Fast bowlers don’t get to captain Australia. Ray Lindwall did it once, filling in. That’s the list. The generally accepted reason is that fast bowling is intensely hard physical work, therefore those poor souls need to gasp for breath between their overs, or to switch off for an hour at fine leg recovering from a long spell, without having to stay focused on the tactics and progression of the match. No doubt it’s easier to marshal the field as a specialist batter standing at slip all day. But that probably underestimates fast bowlers who, even when they are not bowling, have more at stake than anyone in how the opposition is progressing.

Fast bowlers also tend to get injured, or at least need breaks, more than players who bat or keep wicket or even bowl spin. But Cummins after his youthful injury years has become Australia’s most durable. Aside from skipping a two-Test jaunt to Dubai to play Pakistan in late 2018, he has played all of the team’s other 33 Tests since his comeback. That includes two five-Test Ashes series and another six-Test home summer. As for his quality with the ball, he is the one player who Australia will mot want to rotate out if they can avoid it.

In any case, a captain who misses a match here and there, or even has to miss a series, is nothing new in cricket. It is more generally accepted in other countries, where the process around captaincy involves less formality and reverence. Sometimes, it just needs somebody to do the job.

In any case, there isn’t exactly a suite of alternatives. If administrators are too spooked by the idea of picking a bowler, they could turn back to the former captain before the former captain, Steve Smith. He is still there, still twitching, still willing to take up the task again. But in the middle of another public relations disaster based around CA’s chronic unwillingness and inability to demand integrity or hold anyone accountable, restoring a formerly disgraced captain would only exacerbate and underline the problem.
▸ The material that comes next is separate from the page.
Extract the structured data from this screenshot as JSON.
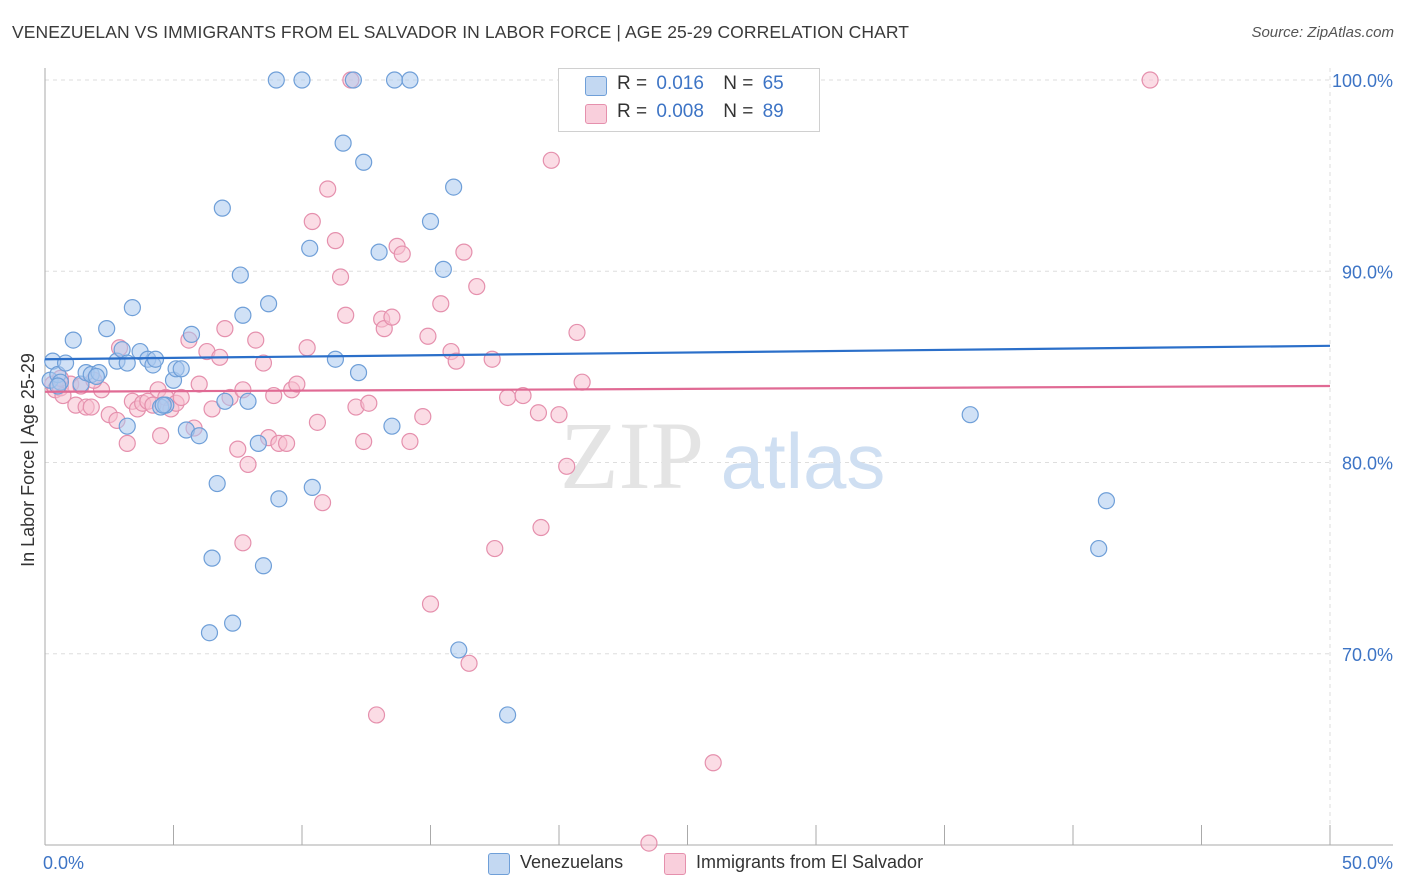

For an organisation more interested in brand management than in what the entity behind the brand actually stands for, this will not do. They need a pick that communicates a vista towards the future, a(nother) fresh start, a(nother) pledge to do things differently. Whether that is actually true is not important, only whether it looks true. The one consolation for those who love Australia cricket is that in this case, the option which looks best also happens to be the option that is best. One is left to hope that Cummins brings some substance to add to CA’s desired style.